Il y a des hommes rudes qui font des crimes de tout, non pas
par passion, mais par naturel. Ils condamnent tout : dans les uns ce qu’ils ont
fait, dans les autres ce qu’ils veulent faire ; ils exagèrent tout si fort que
des atomes ils en font des poutres à crever les yeux. Leur humeur, pire que
cruelle, serait capable de convertir les Champs élyséens en galère. Mais si la
passion s’en mêle, c’est alors qu’ils jugent à toute rigueur. Au contraire,
l’ingénuité interprète tout favorablement, sinon l’intention, du moins
l’inadvertance.
CXV
Se faire aux humeurs de ceux avec qui l’on a à vivre.
L’on s’accoutume bien à voir de laids visages, on peut donc
s’accoutumer aussi à de méchantes humeurs. Il y a des esprits revêches, avec
qui, ni sans qui l’on ne saurait vivre. C’est donc prudence que de s’y
accoutumer, comme l’on fait à la laideur, pour n’en être pas surpris ni
épouvanté dans l’occasion. La première fois ils font peur, mais l’on s’y fait
peu à peu, la réflexion prévenant ce qu’il y a de rude en eux, ou du moins
aidant à le tolérer.
CXIX
Ne pas faire le revêche.
Il ne faut jamais provoquer l’aversion ; elle vient assez
sans qu’on la cherche. Il y a beaucoup de gens qui haïssent gratuitement, sans
savoir ni comment, ni pourquoi. La haine est plus prompte que la bienveillance
; l’humeur est plus portée à nuire qu’à servir. Quelques-uns affectent d’être
mal avec tout le monde, soit par esprit de contradiction, ou par dégoût ; dès
que la haine s’empare de leur coeur, il est aussi difficile de l’en ôter que de
les désabuser. Les gens d’esprit sont craints ; les médisants sont haïs ; les
présomptueux sont méprisés ; les railleurs sont en horreur ; et les singuliers
sont abandonnés de tout le monde. Il faut donc estimer pour être estimé. Celui
qui veut faire sa fortune, fait cas de tout.
CXX
S’accommoder au temps.
Le savoir même doit être à la mode, et c’est être bien
habile que de faire l’ignorant où il n’y a point de savoir. Le goût et le
langage changent de temps en temps. Il ne faut point parler à la vieille mode,
le goût doit se faire à la nouvelle. Le goût des bonnes têtes sert de règle aux
autres, dans chaque profession ; et, par conséquent, il faut s’y conformer et
tâcher de se perfectionner. Que l’homme prudent s’accommode au présent, soit
pour le corps, ou pour l’esprit, quand même le passé lui semblerait meilleur.
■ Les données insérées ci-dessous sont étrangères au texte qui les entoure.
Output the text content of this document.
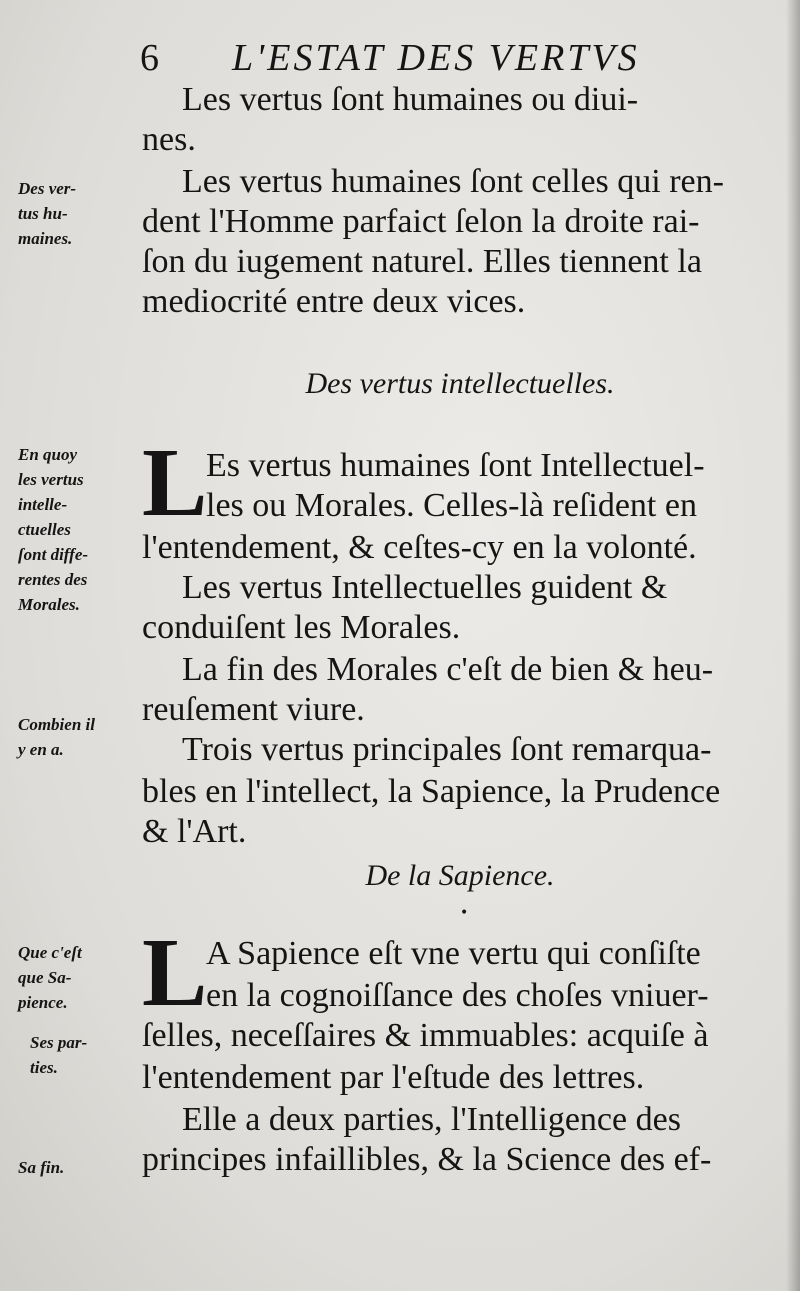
6 L'ESTAT DES VERTVS
Les vertus ſont humaines ou diui-
nes.
Les vertus humaines ſont celles qui ren-
dent l'Homme parfaict ſelon la droite rai-
ſon du iugement naturel. Elles tiennent la
mediocrité entre deux vices.
Des vertus intellectuelles.
L
Es vertus humaines ſont Intellectuel-
les ou Morales. Celles-là reſident en
l'entendement, & ceſtes-cy en la volonté.
Les vertus Intellectuelles guident &
conduiſent les Morales.
La fin des Morales c'eſt de bien & heu-
reuſement viure.
Trois vertus principales ſont remarqua-
bles en l'intellect, la Sapience, la Prudence
& l'Art.
De la Sapience.
•
L
A Sapience eſt vne vertu qui conſiſte
en la cognoiſſance des choſes vniuer-
ſelles, neceſſaires & immuables: acquiſe à
l'entendement par l'eſtude des lettres.
Elle a deux parties, l'Intelligence des
principes infaillibles, & la Science des ef-
Des ver-
tus hu-
maines.
En quoy
les vertus
intelle-
ctuelles
ſont diffe-
rentes des
Morales.
Combien il
y en a.
Que c'eſt
que Sa-
pience.
Ses par-
ties.
Sa fin.
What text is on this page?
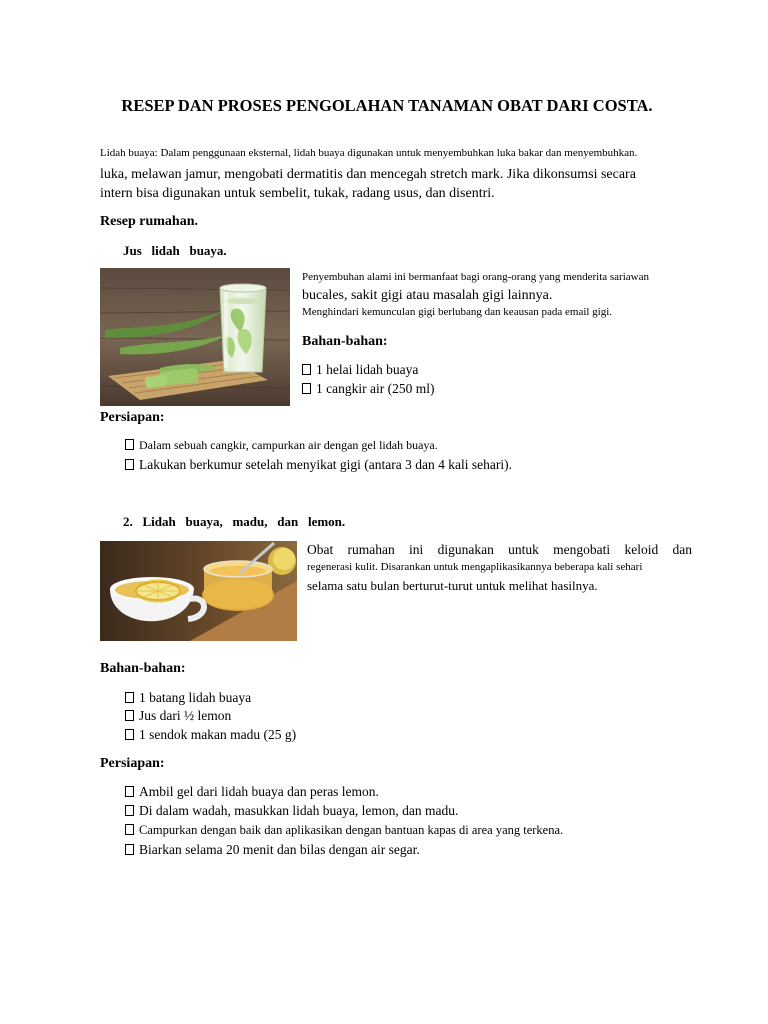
RESEP DAN PROSES PENGOLAHAN TANAMAN OBAT DARI COSTA.
Lidah buaya: Dalam penggunaan eksternal, lidah buaya digunakan untuk menyembuhkan luka bakar dan menyembuhkan.
luka, melawan jamur, mengobati dermatitis dan mencegah stretch mark. Jika dikonsumsi secara
intern bisa digunakan untuk sembelit, tukak, radang usus, dan disentri.
Resep rumahan.
Jus   lidah   buaya.
Penyembuhan alami ini bermanfaat bagi orang-orang yang menderita sariawan
bucales, sakit gigi atau masalah gigi lainnya.
Menghindari kemunculan gigi berlubang dan keausan pada email gigi.
Bahan-bahan:
1 helai lidah buaya
1 cangkir air (250 ml)
Persiapan:
Dalam sebuah cangkir, campurkan air dengan gel lidah buaya.
Lakukan berkumur setelah menyikat gigi (antara 3 dan 4 kali sehari).
2.   Lidah   buaya,   madu,   dan   lemon.
Obat rumahan ini digunakan untuk mengobati keloid dan
regenerasi kulit. Disarankan untuk mengaplikasikannya beberapa kali sehari
selama satu bulan berturut-turut untuk melihat hasilnya.
Bahan-bahan:
1 batang lidah buaya
Jus dari ½ lemon
1 sendok makan madu (25 g)
Persiapan:
Ambil gel dari lidah buaya dan peras lemon.
Di dalam wadah, masukkan lidah buaya, lemon, dan madu.
Campurkan dengan baik dan aplikasikan dengan bantuan kapas di area yang terkena.
Biarkan selama 20 menit dan bilas dengan air segar.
Il n’y a que pour les moeurs que cette règle n’est pas à garder, attendu que la
vertu doit se pratiquer en tous temps. On ne sait déjà plus ce que c’est que de
dire la vérité, que de tenir sa parole. Si quelques-uns le font, ils passent
pour des gens du vieux temps ; de sorte que personne ne les imite, bien que
chacun les aime. Malheureux siècle, où la vertu passe pour étrangère, et la
malice pour une mode courante ! Que le sage vive donc comme il pourra, s’il ne
le peut pas comme il voudrait. Qu’il se tienne content de ce que le sort lui a
donné, comme s’il valait mieux que ce qu’il lui a refusé.
CXXI
Ne point faire une affaire de ce qui n’en est pas une.
Comme il y a des gens qui ne s’embarrassent de rien,
d’autres s’embarrassent de tout, ils parlent toujours en ministres d’État. Ils
prennent tout au pied de la lettre ou au mystérieux. Des choses qui donnent du
chagrin, il y en a peu dont il faille faire cas ; autrement on se tourmente bien
en vain. C’est faire à contresens que de prendre à coeur ce qu’il faut jeter
derrière le dos. Beaucoup de choses, qui étaient de quelque conséquence, n’ont
rien été, parce que l’on ne s’en est pas mis en peine ; et d’autres, qui
n’étaient rien, sont devenues choses d’importance, pour en avoir fait grand
cas. Du commencement, il est aisé de venir à bout de tout ; après cela, non.
Très souvent le mal vient du remède même. Ce n’est donc pas la pire règle de la
vie que de laisser aller les choses.
CXXVII
C’est la vie des grandes qualités, le souffle des paroles,
l’âme des actions, le lustre de toutes les beautés. Les autres perfections sont l’ornement de la
nature, le Je-ne-sais-quoi est celui des perfections. Il se fait remarquer
jusque dans la manière de raisonner ; il tient beaucoup plus du privilège que
de l’étude, car il est même au-dessus de toute discipline. Il ne s’en tient pas
à la facilité, il passe jusqu’à la plus fine galanterie. Il suppose un esprit
libre et dégagé, et à ce dégagement il ajoute le dernier trait de la
perfection. Sans lui toute beauté est morte, toute grâce est sans grâce. Il
l’emporte sur la valeur, sur la discrétion, sur la prudence, sur la majesté même.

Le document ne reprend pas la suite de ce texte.